TEXTE GAËLLE HOOGSTEYN

  

PIERRE LUCAS – Directeur chez BAO Academy et Administrateur de BAO Elan Vital, Exécutive coach en entreprise

Les constellations familiales reposent sur l’idée que certains blocages émotionnels ou comportements négatifs inappropriés peuvent être liés à des évènements ou des traumatismes vécus par des membres de la famille, parfois sur plusieurs générations. Dans une séance de constellations familiales, un groupe de personnes représente symboliquement les membres de la famille, ce qui permet de visualiser et de comprendre les relations et les conflits sous-jacents, afin de les dénouer et d’améliorer le bien-être. Et comme tout le monde le sait, les entreprises sont des grandes familles, n’est-ce pas.

Petit rappel : qu’appelle-t-on constellations systémiques?

Pierre Lucas – Le principe des constellations systémiques est basé sur l’idée que les individus sont profondément enracinés dans des systèmes plus larges. Partant de l’hypothèse que nous sommes influencés consciemment ou inconsciemment tant par nos ancêtres (et leurs croyances) que par l’ensemble des systèmes auxquels nous appartenons, la constellation permet d’extérioriser les liens qui nous enchaînent ou les freins qui nous bloquent. En mettant en « espace » les éléments d’un système (familial/entreprises/couple/amis/corps/…), la constellation permet de visualiser en 3D ce qui se passe dans l’inconscient et ainsi de mettre en lumière ce qui était dans l’ombre.

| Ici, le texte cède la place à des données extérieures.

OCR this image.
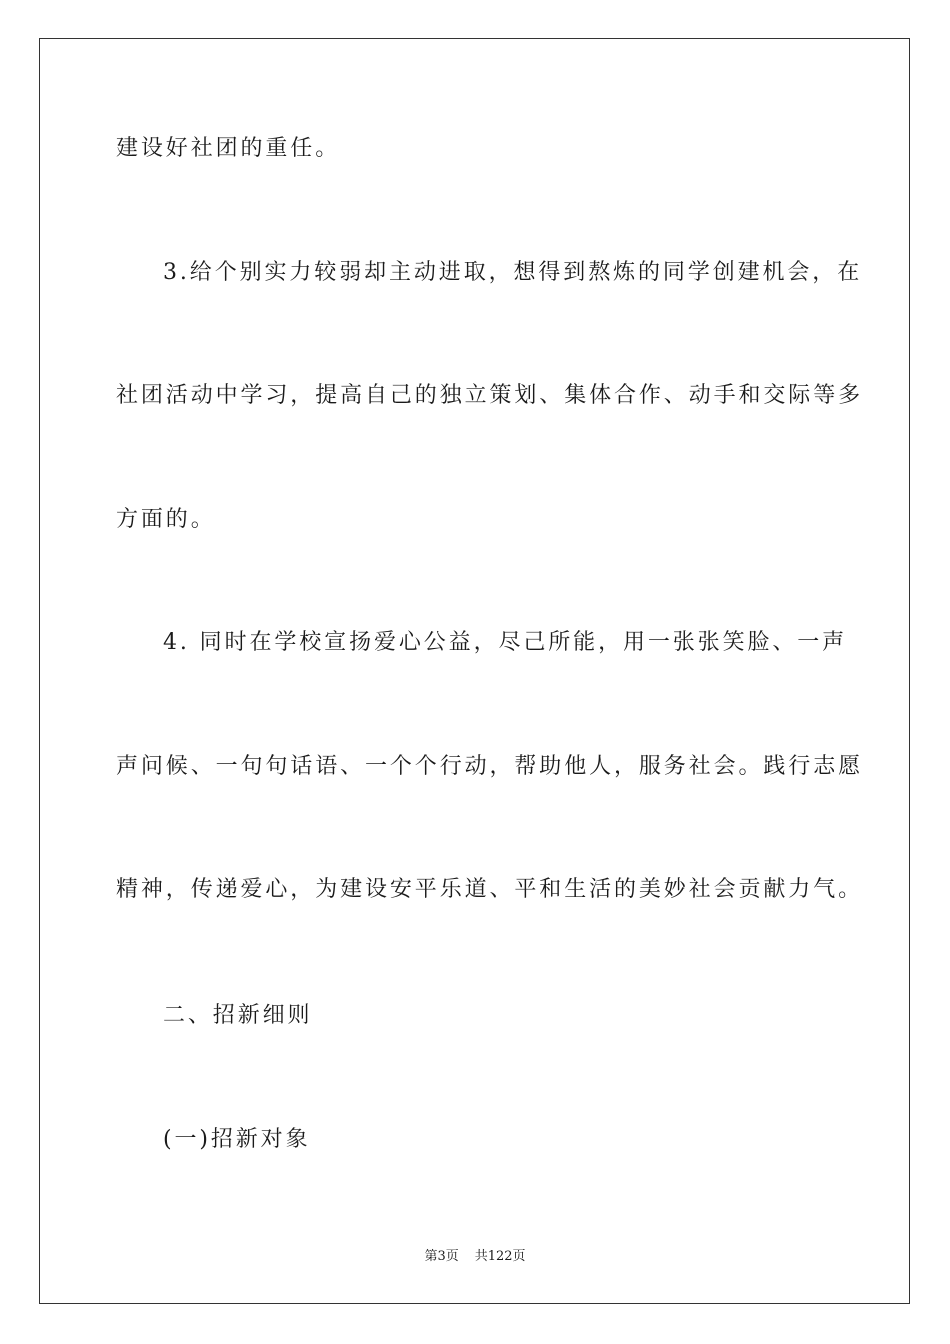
建设好社团的重任。
3.给个别实力较弱却主动进取，想得到熬炼的同学创建机会，在
社团活动中学习，提高自己的独立策划、集体合作、动手和交际等多
方面的。
4. 同时在学校宣扬爱心公益，尽己所能，用一张张笑脸、一声
声问候、一句句话语、一个个行动，帮助他人，服务社会。践行志愿
精神，传递爱心，为建设安平乐道、平和生活的美妙社会贡献力气。
二、招新细则
(一)招新对象
第3页 共122页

Comment cela fonctionne-t-il ?

P.L. – Les constellations vont permettre de voir — ou en tout cas d’entrevoir — des éléments invisibles mais reliés entre eux dans le monde de l’entreprise, soit à l’intérieur d’elle-même, soit avec des variables extérieures. Ainsi, on pourra emprunter des chemins de traverse et explorer des liens jusque-là totalement ignorés. Cette conscientisation amène à un nouvel équilibre et à rétablir des dynamiques saines. Un départ qui n’a pas été ritualisé, une fusion mal digérée, la suppression d’un produit ou d’un logiciel… peuvent mettre des années à être assimilés. Et entretemps avoir des conséquences négatives au quotidien.

« Bien des choses peuvent être « constellées : les interactions entre membres d’un comité de direction, d’un service, d’une équipe, un plan stratégique, les éléments qui favorisent le burn-out, les causes d’une hausse de l’absentéisme… »

PIERRE LUCAS 

 

Comment est venue l’idée d’appliquer ce principe aux entreprises ?

P.L. – Le système des constellations familiales est relativement bien connu du grand public. Son application en entreprise, en revanche, l’est beaucoup moins. Pourtant, appliquer cette méthode aux entreprises, fait pleinement sens. Tout d’abord parce que l’histoire familiale de chacun a eu une influence sur son comportement à l’intérieur de l’entreprise, mais aussi parce que chaque entreprise est — à l’instar de la famille — un système.

Que peut-on consteller ?

P.L. – Les interactions qui existent entre les membres d’un comité de direction, d’un service, d’une équipe, un plan stratégique, les éléments de nature à favoriser le burn-out, les causes d’une hausse de l’absentéisme… Tout peut être mis en constellation dès lors que l’on définit les constellations comme un outil permettant de faire apparaître des liens entre les éléments d’un système complexe.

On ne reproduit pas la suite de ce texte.